James and Colleen McPolin, of Dallan View in the town, were given a 12-month sentence, suspended for three years, after pleading guilty to two counts of theft against Beatrice Irvine, a former neighbour of the pair.
Ms Irvine, who is now being cared for in a nursing home, was living in Lisieux Avenue at the time, close to the couple's home.
A local MLA said that their crimes were as reprehensible as mugging an old lady clutching her pension on the way home from the post office.
On two occasions the McPolins had taken her to a building society in Newry where she had handed over cheques for £46,000 and £50,000.
On the second occasion, vigilant staff at the Nationwide branch got suspicious and called the police, preventing the couple from getting away with their crime.
The McPolins took out a mortgage on their home to pay back what they had stolen from Mrs Irvine and, during their last court appearance, they handed over a cheque to the court to cover what they had stolen.
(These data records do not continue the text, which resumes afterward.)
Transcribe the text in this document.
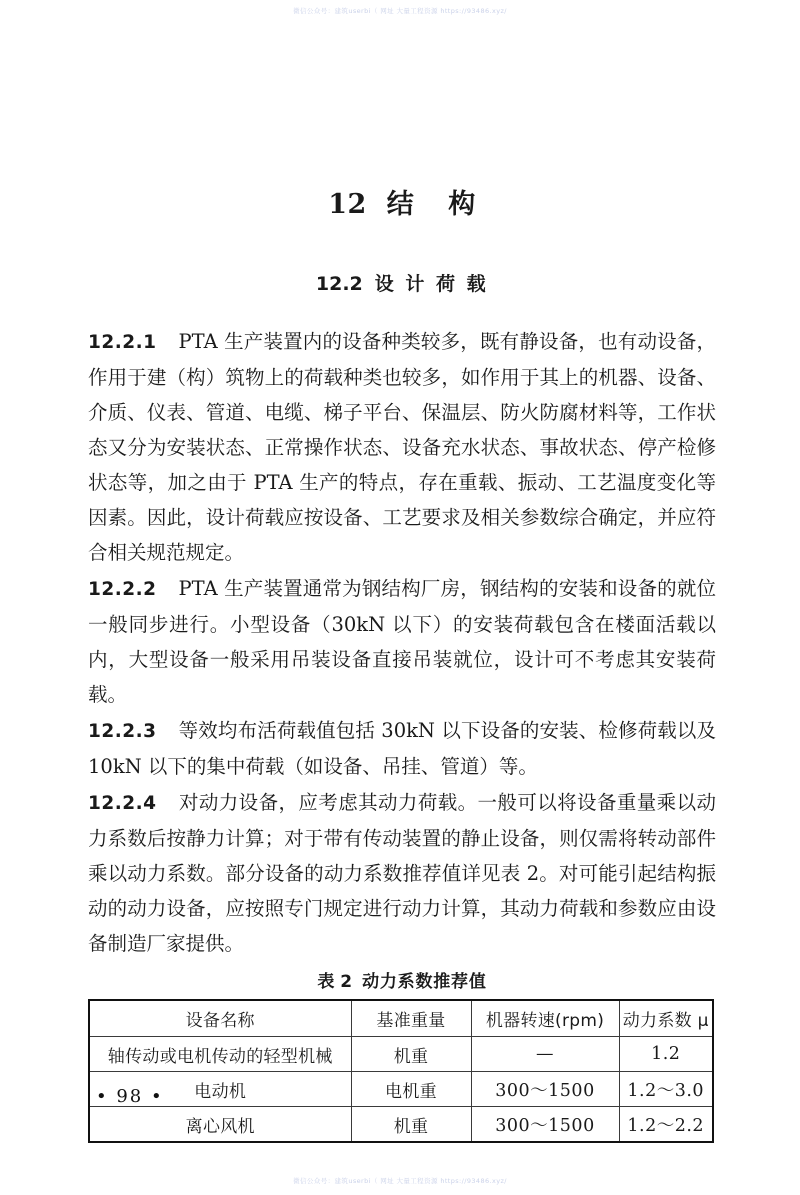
微信公众号：建筑userbi（ 网址 大量工程资源 https://93486.xyz/
12 结 构
12.2 设 计 荷 载

12.2.1 PTA 生产装置内的设备种类较多，既有静设备，也有动设备，作用于建（构）筑物上的荷载种类也较多，如作用于其上的机器、设备、介质、仪表、管道、电缆、梯子平台、保温层、防火防腐材料等，工作状态又分为安装状态、正常操作状态、设备充水状态、事故状态、停产检修状态等，加之由于 PTA 生产的特点，存在重载、振动、工艺温度变化等因素。因此，设计荷载应按设备、工艺要求及相关参数综合确定，并应符合相关规范规定。

12.2.2 PTA 生产装置通常为钢结构厂房，钢结构的安装和设备的就位一般同步进行。小型设备（30kN 以下）的安装荷载包含在楼面活载以内，大型设备一般采用吊装设备直接吊装就位，设计可不考虑其安装荷载。

12.2.3 等效均布活荷载值包括 30kN 以下设备的安装、检修荷载以及 10kN 以下的集中荷载（如设备、吊挂、管道）等。

12.2.4 对动力设备，应考虑其动力荷载。一般可以将设备重量乘以动力系数后按静力计算；对于带有传动装置的静止设备，则仅需将转动部件乘以动力系数。部分设备的动力系数推荐值详见表 2。对可能引起结构振动的动力设备，应按照专门规定进行动力计算，其动力荷载和参数应由设备制造厂家提供。

表 2 动力系数推荐值
设备名称	基准重量	机器转速(rpm)	动力系数 μ
轴传动或电机传动的轻型机械	机重	—	1.2
电动机	电机重	300～1500	1.2～3.0
离心风机	机重	300～1500	1.2～2.2
• 98 •
微信公众号：建筑userbi（ 网址 大量工程资源 https://93486.xyz/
Judge Kevin Finnegan said that the court wished to ensure that the victim recovered her money so her remaining years were completed in as much comfort as possible.
He said that he wanted to ensure that the McPolins did not benefit financially from their crimes, and added that their actions had cast a heavy shadow over their own innocent children and parents.
The judge also took time to praise the staff at the Nationwide building society in Newry, the police and the prosecution.
South Down MLA Jim Wells praised the bank staff whose vigilance, he said, had been the only reason the defendants didn’t get away with nearly £100,000 of the woman’s life savings.
“If it hadn’t been for the staff at the Nationwide they would have got away with it.”
He expressed concern over the suspended sentence, stating: “I don’t think the suspended sentence really matches the reprehensibleness of the crime.
“They didn’t own up to it, they were caught, and it appears the lady was totally oblivious as to what was going on.
“This is equally as reprehensible as mugging elderly woman walking home from the post office with her pension,” he said.
A spokesman for the Alzheimer’s Society on Monday said: “Unfortunately the financial abuse of people with dementia is far more common than we realise.
“The Alzheimer’s Society’s report ‘Short changed’ found that people with dementia were being cheated out of at least £100m, and that 112,500 (15%) had been victims of financial abuse.
“The true scale is likely to be much worse as financial abuse often goes unreported.”